Mulch usually holds in moisture and being that it is not the height of summer, the plants would live.

swood
03-22-2001, 08:26 PM
Yes,this works i've done it alot even in my own yard.

guntruck
03-22-2001, 08:42 PM
Bam, these guys werent replacing the dead ones to cover contract clauses, they had removed all the old ones from fall and replacing with new ones for the spring. Around here now is the time to install annuals.

steveair
03-23-2001, 12:02 AM
Hello,

The answer is in two parts.

First, horticulturally --- No, they should be planted in soil, not the mulch, and then a light mulch cover applied.

Second, Real world ---- I've been planting annuals directly in mulch for years now and have never had much of a problem. Do a lot of wax begonias for summer, and they always do fine directly planting in mulch. If you ever go to a nursery, look how long and how nice annuals look sitting in the plastic trays. The key is watering. If you water regularily, especially during the hot days of summer, planting directly into the mulch is fine most of the time.

Also have instances where ground covers such as pachysandra or myrtle were planted directly into mulch and have had excellent long term results. Again, I think proper watering has a lot to do with it.

steveair

Lanelle
03-23-2001, 12:25 AM
Planting spring pansies now makes sense. They won't last through the summer though, so they will be replaced when the weather becomes truly warm. It is too early to plant the warm season annuals in this area. That should happen at the end of April, beginning of May.

guntruck
03-23-2001, 12:47 AM
Lanelle, the property manager at this apt complex would like begonias to be planted for the annuals in the spring.

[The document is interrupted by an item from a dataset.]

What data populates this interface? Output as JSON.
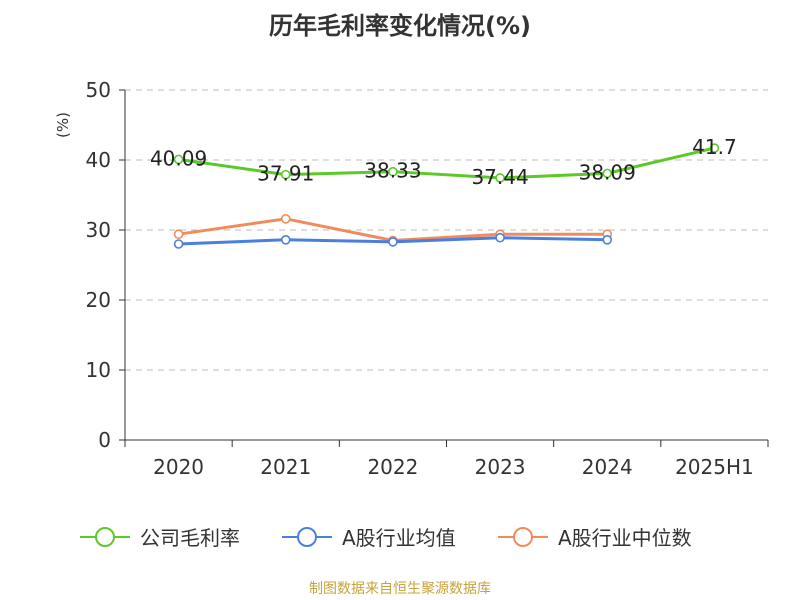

Are begonias good to plant for the heat stress and im sure they will last longer than pansies yes? What do you personally plant, she wants these to last well into the summer. So if the begonias are good when should i throw them in?

Thanks

Lanelle
03-23-2001, 01:00 AM
Pansies are a cool season annual. Begonias like the hot weather and will last until fall frost. Don't plant them until the danger of frost is past---early May. If there is water available those will be a good choice. If the area is dry and won't get much watering, you might try vinca. We also like the Wave petunias.

Landscaping Unlimited
03-23-2001, 05:51 PM
Ref;Annuals planted in mulch, Ive been in this line of work for a long time now, have always planted both annuals and perennials in mulch and neverhad a problem or call back, some old idears about what can and cannot be done are still around,and as always still work.I even place some plantings into mulch, And now ill really get some guys up set, I plant annuals directley into 3/8 barn stone and even gravel been doing it for maney years, and again never a problem, try it at your own home, remember water is the key factor.

diginahole
03-23-2001, 09:21 PM
Planting annuals in mulch is ok by me too. Around here we use mainly cedar mulch, it seems to eat up the nitrogen so fertilizing every other week helps alot.